Imagine if the press cared more about helping the country -- meaning the ordinary people in it -- than it did about currying favor and lavishing attention on phonies like Sarah Palin, Rick Perry, and Michelle Bachmann. We'd probably know lots more about things like this:
Alternative ways to deal with juvenile offenders (h/t Reason, via Sam Smith)

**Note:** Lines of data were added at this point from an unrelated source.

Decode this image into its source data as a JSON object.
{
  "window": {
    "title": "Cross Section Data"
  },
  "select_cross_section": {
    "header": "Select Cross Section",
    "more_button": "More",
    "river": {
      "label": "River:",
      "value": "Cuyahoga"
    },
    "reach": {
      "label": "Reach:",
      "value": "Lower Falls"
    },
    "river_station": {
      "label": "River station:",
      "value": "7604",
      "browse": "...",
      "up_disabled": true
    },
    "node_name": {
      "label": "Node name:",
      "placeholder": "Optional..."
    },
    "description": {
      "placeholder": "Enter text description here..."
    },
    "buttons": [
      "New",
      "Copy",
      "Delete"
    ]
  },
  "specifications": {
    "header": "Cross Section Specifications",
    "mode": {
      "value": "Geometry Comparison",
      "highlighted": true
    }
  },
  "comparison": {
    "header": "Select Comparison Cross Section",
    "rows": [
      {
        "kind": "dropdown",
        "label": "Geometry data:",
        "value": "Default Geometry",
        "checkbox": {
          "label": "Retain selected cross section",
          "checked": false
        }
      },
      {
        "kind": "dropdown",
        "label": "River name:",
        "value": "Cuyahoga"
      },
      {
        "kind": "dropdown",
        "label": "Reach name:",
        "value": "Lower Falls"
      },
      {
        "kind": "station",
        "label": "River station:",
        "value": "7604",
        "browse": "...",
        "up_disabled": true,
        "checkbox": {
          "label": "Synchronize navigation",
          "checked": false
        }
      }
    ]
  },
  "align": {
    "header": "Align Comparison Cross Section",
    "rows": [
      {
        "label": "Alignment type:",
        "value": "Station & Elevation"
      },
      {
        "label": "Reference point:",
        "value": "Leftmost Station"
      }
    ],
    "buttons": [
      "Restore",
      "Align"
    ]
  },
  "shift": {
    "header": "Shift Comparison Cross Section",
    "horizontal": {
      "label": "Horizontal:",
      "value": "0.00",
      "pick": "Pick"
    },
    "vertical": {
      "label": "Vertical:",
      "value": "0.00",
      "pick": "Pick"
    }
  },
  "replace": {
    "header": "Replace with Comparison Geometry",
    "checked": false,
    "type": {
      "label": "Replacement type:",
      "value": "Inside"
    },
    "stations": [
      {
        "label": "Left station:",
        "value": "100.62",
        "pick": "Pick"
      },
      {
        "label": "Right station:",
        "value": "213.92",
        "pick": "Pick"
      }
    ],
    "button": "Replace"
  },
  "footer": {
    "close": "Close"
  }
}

Irene Sullivan, Reason - While researching a book about my nine years of service as a juvenile judge in the St. Petersburg/Clearwater area of Florida, I met dedicated people all over the country who have had success deterring juveniles from crime. I reviewed the data. I found that diverting kids from criminal careers could save billions of dollars a year in prison costs while helping to create law-abiding, productive citizens, thus enhancing public safety. Here are a few evidence-based programs that work:

Civil citations for first-time offenders. - Wansley Walters earned worldwide recognition as director of Miami-Dade County’s juvenile services division by working with law enforcement and social service agencies to help nonviolent first-time juvenile offenders avoid arrest. Instead they are given a civil citation and assigned to a program that matches their needs, such as drug counseling or shoplifting prevention. Without an arrest record, it is much easier to get a job, obtain a scholarship, or enter military service. Walters diverted thousands of kids in Miami, saving taxpayers millions of dollars that otherwise would have been spent on prosecuting and detaining them. From 1998 to 2008, arrests fell by 46 percent, re-arrests by 80 percent.

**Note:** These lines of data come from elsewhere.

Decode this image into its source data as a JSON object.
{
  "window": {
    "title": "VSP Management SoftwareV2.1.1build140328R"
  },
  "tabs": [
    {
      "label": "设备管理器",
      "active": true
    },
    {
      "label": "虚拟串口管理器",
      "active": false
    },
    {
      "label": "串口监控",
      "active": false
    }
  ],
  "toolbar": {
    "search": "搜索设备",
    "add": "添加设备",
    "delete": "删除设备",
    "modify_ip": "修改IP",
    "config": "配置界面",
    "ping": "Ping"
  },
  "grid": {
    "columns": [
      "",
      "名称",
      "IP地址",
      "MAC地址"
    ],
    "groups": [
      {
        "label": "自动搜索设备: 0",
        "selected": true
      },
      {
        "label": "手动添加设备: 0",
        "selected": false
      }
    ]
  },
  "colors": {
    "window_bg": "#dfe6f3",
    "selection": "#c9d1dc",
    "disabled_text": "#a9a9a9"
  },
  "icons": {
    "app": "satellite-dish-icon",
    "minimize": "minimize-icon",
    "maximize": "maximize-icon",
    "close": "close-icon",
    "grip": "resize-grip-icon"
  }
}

Redirection - Administered by Evidence-Based Associates, a project management company in Summerville, South Carolina, Redirection focuses on more serious juvenile offenders, those who are not eligible for civil citations. By providing in-home family therapy tailored to the needs of the youth and his family, Redirection seeks to prevent institutional commitment. In four years of operation in Florida, Redirection saved the state $36.4 million in juvenile commitment costs while “significantly” lowering recidivism, according to the Florida Office of Program Policy Analysis and Government Accountability. Why spend $45,000 a year committing a kid, sometimes just to give the family a much-needed break, when we can order the youth and family to cooperate with much less expensive in-home therapy that produces results?

Parenting with Love and Limits. - This nationwide re-entry program, designed by Scott P. Sells, an associate professor of social work at Savannah State University, is aimed at preparing juvenile offenders and their families for the transition from a residential commitment program back to home. In Florida, where Parenting with Love and Limits began as a re-entry program in the Tampa Bay area, PLL counselors engage the family in weekly “wound-healing” sessions while the youth is in a secure, locked-down, highly structured setting. PLL counselors continue to work with the family for weeks after the youth’s return home to ease the transition.

While early results with PLL in Florida are promising, Indiana’s PLL statistics, compiled by the Justice Research Center in Tallahassee under contract with PLL, are compelling. The one-year recidivism rate for the 189 Indiana youth served by PLL was just 16 percent, less than half the rate reported by the U.S. Justice Department based on data from eight states.